All C++ functions consume `SireNum` / `DamNum` integer vectors and assume the
head invariant (§3).

### 10.2 igraph — graph-specific tasks

| Task                   | Where                         | igraph functions                                     |
|------------------------|-------------------------------|------------------------------------------------------|
| Pedigree visualization | `visped()` pipeline           | `graph_from_data_frame`, `layout_with_sugiyama`, `plot.igraph` |
| Connected components   | `splitped()`                  | `graph_from_edgelist`, `components`                  |
| Loop detection         | `tidyped()` raw-input path    | `graph_from_edgelist`, `is_dag`                      |
| Loop diagnosis         | `tidyped()` error path        | `which_loop`, `shortest_paths`, `neighbors`, `components` |
| Candidate tracing      | `tidyped()` raw-input path    | `neighborhood`                                       |
| Topological sorting    | `tidyped()` raw-input path    | `topo_sort`                                          |

igraph is not used in the core numerical pedigree analysis routines such as
`inbreed()`, `pedmat()`, `pedecg()`, or `pedrel()`, but it is still part of
the preprocessing and visualization stack.

## 11. Extension rules

When extending the class, follow these rules.

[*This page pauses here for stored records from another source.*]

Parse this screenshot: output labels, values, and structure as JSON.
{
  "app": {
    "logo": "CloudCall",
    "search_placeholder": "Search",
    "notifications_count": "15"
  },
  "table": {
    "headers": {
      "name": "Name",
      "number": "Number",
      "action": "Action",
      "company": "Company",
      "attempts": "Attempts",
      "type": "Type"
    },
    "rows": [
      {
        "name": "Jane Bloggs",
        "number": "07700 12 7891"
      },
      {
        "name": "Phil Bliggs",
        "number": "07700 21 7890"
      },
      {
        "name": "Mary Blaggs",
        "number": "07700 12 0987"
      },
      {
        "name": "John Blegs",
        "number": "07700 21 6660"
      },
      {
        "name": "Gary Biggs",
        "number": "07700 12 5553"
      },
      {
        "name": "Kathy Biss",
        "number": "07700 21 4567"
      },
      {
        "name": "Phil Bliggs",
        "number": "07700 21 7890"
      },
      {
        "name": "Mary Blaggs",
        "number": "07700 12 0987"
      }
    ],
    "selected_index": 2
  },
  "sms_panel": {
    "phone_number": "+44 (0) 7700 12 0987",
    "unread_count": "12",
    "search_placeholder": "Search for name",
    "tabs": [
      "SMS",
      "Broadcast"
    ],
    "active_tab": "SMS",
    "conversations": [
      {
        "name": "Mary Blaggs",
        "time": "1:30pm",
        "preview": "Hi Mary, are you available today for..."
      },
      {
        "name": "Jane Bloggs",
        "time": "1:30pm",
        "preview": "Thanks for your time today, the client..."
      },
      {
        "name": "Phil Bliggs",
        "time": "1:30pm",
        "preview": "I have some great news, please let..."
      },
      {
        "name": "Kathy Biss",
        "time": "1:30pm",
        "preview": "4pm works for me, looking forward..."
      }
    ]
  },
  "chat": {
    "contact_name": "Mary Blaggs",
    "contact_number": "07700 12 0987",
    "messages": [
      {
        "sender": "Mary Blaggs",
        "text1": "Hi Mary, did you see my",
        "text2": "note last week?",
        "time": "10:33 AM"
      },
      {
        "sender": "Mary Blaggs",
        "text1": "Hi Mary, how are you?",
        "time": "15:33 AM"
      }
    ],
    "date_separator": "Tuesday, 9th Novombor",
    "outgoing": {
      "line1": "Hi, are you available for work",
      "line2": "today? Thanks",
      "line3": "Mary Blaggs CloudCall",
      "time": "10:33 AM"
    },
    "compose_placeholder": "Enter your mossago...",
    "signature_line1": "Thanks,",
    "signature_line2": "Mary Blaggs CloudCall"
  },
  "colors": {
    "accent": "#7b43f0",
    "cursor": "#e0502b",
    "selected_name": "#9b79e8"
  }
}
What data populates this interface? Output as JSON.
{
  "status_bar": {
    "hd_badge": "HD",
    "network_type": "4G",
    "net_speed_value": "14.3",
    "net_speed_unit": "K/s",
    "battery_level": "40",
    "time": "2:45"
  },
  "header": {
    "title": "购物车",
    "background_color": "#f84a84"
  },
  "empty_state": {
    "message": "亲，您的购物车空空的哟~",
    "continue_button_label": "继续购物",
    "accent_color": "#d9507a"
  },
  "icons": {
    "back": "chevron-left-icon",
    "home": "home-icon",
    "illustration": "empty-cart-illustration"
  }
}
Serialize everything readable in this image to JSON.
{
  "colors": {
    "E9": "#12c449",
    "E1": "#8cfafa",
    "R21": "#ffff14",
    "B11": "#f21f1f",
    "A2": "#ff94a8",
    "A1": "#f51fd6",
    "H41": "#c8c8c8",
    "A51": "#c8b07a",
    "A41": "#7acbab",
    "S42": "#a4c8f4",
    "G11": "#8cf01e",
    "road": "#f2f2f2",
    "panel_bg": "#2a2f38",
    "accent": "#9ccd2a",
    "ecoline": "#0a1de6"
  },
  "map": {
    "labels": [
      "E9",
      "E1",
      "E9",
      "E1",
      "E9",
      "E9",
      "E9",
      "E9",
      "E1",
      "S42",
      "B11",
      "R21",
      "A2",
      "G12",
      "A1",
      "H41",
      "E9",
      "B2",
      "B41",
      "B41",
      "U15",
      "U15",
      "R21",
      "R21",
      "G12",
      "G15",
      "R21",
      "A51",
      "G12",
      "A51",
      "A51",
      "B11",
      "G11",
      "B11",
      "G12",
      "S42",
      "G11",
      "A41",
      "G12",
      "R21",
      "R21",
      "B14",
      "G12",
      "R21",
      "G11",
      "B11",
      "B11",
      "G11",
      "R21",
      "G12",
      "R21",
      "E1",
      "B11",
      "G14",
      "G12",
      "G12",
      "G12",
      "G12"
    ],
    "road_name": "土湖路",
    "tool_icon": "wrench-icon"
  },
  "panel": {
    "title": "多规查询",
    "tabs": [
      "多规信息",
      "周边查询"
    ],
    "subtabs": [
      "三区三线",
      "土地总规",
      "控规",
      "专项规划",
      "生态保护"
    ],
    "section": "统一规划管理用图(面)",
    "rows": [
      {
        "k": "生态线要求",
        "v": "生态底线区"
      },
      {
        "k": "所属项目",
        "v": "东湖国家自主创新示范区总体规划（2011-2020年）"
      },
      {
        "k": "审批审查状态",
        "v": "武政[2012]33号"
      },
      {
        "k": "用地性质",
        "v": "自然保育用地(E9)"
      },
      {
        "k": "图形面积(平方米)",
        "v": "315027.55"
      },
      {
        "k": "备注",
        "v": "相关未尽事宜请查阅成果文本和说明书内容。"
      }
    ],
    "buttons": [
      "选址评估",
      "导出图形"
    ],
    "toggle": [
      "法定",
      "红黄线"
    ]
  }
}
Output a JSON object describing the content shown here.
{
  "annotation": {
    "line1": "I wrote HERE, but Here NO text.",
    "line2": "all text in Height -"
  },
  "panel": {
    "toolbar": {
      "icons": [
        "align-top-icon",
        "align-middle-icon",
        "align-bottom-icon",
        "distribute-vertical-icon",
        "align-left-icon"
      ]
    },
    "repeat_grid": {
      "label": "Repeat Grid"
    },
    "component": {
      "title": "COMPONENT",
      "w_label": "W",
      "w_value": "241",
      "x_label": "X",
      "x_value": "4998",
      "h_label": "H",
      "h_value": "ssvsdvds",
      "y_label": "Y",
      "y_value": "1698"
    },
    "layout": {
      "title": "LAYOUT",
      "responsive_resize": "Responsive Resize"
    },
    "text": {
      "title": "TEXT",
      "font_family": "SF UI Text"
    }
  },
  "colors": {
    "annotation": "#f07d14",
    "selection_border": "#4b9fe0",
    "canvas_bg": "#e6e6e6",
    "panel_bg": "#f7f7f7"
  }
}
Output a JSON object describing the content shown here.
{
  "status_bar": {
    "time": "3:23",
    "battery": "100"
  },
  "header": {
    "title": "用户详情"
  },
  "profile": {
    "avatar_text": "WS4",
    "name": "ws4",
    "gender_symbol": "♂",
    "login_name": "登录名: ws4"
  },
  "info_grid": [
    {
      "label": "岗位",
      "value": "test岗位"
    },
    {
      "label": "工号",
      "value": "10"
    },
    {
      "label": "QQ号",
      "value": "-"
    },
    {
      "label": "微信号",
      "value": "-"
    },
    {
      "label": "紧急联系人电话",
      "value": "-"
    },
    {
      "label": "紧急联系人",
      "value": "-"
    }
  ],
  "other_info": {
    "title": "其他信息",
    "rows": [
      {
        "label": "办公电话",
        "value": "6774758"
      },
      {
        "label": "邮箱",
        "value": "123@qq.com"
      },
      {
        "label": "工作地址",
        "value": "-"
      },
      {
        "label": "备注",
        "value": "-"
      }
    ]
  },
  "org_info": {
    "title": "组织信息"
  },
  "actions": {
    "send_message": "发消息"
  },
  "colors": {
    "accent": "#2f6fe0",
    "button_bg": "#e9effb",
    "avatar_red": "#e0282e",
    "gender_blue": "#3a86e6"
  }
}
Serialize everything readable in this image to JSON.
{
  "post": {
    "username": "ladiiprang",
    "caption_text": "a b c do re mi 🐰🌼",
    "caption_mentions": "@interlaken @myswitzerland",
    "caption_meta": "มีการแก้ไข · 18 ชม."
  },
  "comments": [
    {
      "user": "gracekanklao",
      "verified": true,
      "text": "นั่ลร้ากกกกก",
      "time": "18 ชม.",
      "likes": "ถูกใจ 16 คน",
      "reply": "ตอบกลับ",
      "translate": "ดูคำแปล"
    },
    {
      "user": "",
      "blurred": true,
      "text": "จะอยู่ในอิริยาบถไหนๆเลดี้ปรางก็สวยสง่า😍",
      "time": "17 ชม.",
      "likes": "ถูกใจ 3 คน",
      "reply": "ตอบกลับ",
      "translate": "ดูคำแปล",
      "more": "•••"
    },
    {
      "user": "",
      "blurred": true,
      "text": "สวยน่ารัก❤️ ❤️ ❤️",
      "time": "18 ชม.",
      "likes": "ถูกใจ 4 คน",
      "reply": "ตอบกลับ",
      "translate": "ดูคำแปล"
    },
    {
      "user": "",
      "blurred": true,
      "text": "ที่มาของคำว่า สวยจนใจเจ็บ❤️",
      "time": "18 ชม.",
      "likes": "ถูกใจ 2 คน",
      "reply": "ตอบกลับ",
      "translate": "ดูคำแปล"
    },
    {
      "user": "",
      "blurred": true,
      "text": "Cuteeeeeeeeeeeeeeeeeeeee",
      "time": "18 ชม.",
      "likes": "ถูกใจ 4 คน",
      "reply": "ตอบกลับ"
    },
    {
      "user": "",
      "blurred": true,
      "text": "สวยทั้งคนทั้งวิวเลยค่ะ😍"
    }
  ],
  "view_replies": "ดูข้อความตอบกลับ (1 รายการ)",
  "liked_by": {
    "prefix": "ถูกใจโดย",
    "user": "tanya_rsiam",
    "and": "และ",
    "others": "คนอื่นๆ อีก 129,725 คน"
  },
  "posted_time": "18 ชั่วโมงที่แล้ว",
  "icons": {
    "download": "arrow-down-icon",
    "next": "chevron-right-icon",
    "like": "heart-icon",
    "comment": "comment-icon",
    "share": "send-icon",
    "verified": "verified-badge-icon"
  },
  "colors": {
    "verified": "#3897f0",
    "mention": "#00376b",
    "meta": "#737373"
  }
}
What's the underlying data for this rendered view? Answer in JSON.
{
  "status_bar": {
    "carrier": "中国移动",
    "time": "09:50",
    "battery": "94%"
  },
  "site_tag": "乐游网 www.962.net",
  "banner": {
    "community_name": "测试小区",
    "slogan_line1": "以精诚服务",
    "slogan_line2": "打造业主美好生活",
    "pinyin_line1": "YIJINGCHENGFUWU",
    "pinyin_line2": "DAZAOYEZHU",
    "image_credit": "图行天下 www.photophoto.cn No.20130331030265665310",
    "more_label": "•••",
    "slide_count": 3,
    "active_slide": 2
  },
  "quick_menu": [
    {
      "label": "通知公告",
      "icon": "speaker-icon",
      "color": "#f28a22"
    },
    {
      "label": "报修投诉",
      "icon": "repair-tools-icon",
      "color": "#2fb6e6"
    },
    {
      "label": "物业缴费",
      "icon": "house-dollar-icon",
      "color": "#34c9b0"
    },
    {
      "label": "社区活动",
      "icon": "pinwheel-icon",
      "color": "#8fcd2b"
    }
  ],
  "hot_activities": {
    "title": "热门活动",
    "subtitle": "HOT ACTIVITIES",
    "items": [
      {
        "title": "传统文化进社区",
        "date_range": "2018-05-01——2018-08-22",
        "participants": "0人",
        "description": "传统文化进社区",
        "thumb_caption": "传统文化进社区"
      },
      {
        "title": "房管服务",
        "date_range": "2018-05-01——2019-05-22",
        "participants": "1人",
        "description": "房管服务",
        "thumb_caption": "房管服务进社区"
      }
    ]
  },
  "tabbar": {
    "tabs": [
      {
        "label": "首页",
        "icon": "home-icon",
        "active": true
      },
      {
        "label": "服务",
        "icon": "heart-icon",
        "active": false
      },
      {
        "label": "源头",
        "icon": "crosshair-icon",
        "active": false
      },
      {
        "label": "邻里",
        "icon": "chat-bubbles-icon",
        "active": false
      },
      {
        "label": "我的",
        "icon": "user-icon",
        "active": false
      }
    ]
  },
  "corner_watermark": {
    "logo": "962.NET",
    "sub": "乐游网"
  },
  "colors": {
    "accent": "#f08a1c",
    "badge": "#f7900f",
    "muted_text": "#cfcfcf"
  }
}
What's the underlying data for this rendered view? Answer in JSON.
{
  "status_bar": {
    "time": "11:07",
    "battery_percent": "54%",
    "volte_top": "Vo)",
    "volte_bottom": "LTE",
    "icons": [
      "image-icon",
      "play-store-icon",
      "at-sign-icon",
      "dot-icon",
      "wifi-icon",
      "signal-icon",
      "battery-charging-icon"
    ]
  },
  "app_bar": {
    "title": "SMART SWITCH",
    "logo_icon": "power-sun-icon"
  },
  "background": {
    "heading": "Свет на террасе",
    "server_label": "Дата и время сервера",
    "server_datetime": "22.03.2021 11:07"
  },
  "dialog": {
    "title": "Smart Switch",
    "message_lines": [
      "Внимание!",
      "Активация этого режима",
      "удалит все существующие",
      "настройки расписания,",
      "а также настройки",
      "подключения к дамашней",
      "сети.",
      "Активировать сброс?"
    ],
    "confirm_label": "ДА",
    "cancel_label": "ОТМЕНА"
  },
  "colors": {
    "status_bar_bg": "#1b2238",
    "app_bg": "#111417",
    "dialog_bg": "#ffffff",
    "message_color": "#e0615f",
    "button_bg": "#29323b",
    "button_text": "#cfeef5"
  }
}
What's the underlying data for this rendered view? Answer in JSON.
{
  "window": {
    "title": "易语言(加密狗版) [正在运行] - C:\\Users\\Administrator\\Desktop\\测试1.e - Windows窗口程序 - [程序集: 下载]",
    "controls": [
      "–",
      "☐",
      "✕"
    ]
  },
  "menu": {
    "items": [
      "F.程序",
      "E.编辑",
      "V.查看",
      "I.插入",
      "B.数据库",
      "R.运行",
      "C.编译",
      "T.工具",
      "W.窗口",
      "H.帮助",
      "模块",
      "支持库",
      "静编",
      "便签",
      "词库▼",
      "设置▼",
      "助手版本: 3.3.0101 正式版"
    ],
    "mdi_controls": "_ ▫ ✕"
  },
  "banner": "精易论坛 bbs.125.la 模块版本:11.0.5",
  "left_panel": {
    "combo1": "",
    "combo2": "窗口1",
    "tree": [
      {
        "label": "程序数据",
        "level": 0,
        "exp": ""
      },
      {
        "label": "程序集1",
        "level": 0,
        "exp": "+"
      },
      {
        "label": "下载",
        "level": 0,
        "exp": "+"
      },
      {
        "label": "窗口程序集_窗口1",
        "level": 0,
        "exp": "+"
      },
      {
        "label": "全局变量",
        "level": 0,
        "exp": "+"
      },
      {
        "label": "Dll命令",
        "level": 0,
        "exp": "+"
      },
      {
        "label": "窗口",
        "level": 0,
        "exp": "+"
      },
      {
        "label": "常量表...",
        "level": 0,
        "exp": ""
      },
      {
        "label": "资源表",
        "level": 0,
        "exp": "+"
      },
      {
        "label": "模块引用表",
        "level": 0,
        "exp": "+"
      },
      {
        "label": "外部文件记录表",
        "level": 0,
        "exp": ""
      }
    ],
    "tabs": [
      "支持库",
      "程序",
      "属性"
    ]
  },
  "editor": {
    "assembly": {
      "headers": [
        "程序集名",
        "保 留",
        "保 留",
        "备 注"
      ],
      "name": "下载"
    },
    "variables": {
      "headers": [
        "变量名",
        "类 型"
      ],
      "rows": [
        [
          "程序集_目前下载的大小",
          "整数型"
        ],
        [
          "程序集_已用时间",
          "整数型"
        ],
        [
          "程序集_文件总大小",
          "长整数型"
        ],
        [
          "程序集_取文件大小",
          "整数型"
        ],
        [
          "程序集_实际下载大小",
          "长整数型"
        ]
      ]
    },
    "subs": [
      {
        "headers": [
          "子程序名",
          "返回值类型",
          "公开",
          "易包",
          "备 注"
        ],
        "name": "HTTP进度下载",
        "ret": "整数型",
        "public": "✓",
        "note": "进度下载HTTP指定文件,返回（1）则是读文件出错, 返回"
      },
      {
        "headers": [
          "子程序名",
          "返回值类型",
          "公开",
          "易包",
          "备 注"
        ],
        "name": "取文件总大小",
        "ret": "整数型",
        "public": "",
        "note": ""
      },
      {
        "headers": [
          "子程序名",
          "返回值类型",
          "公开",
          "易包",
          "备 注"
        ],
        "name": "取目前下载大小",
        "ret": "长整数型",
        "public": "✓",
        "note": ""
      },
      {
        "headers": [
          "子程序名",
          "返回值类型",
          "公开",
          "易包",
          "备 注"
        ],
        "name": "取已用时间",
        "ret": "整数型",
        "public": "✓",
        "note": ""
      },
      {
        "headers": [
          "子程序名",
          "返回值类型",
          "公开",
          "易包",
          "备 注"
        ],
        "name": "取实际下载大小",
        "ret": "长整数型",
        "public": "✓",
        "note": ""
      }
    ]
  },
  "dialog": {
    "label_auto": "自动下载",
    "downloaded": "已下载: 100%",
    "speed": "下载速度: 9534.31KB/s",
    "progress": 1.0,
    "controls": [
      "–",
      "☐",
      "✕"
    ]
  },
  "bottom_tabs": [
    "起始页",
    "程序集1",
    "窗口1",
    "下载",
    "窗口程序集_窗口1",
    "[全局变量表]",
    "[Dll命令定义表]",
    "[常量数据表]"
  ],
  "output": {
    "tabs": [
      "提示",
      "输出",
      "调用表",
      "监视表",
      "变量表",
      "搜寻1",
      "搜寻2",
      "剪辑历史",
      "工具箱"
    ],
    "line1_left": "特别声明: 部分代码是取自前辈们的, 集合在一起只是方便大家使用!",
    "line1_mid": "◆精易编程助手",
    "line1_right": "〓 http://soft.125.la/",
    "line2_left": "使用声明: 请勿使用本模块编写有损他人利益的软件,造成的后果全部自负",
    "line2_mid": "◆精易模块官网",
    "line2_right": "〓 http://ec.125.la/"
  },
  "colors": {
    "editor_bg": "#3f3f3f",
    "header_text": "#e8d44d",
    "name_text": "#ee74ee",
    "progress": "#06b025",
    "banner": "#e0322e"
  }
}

### 11.1 Do not add new pedigree-level attributes

Prefer adding fields to `ped_meta` instead of scattering new standalone
attributes.

### 11.2 Keep computed state derivable

If a column can be rebuilt from pedigree structure, prefer derivation over
storing opaque cached state.

### 11.3 Preserve `data.table` semantics

Use `:=`, `set()`, and `setattr()` carefully. Avoid patterns that trigger full
copies unless unavoidable.

### 11.4 Respect downgrade semantics

Any future method that subsets rows must preserve the current rule:

valid complete subset -> `tidyped`; incomplete subset -> plain `data.table`.

### 11.5 Document C++ assumptions

Any feature using `IndNum`, `SireNum`, or `DamNum` should document whether it
requires:

- topologically ordered rows,
- dense consecutive indices,
- `0L` encoding for missing parents.

## 12. User-facing inspection helpers

| Function                  | Returns                           |
|---------------------------|-----------------------------------|
| `is_tidyped(x)`           | `TRUE` if class is present        |
| `is_complete_pedigree(x)` | `TRUE` if all Sire/Dam are in Ind |
| `pedmeta(x)`              | The `ped_meta` named list         |
| `has_inbreeding(x)`       | `TRUE` if `f` column exists       |
| `has_candidates(x)`       | `TRUE` if `Cand` column exists    |

Future extensions should prefer helper functions over direct attribute access.

## 13. Maintenance checklist

Before merging a structural change to `tidyped`, check:

1. Does class identity remain `c("tidyped", "data.table", "data.frame")`?
2. Is the head invariant `IndNum == row index` preserved after every code path?
3. Are `ped_meta` fields preserved correctly?
4. Does `[.tidyped` still handle `:=` without copy issues?
5. Do incomplete row subsets still downgrade with warning?
6. Are integer pedigree columns rebuilt whenever a subset remains valid?
7. Does `tidyped(tp_master, cand = ...)` match the full path result?
8. After `setorder()` or `merge()`, are indices rebuilt before reaching C++?
9. Do package tests and vignettes build cleanly?

## 14. Recommended workflow

For large pedigrees, the intended usage pattern is:

```r
# build one validated master pedigree
tp_master <- tidyped(raw_ped)

# reuse it for repeated local tracing (fast path)
tp_local <- tidyped(tp_master, cand = ids, trace = "up", tracegen = 3)

# modify analysis columns in place
tp_master[, phenotype := pheno]

# split only when disconnected components matter
parts <- splitped(tp_master)
```

This keeps workflows explicit, fast, and safe.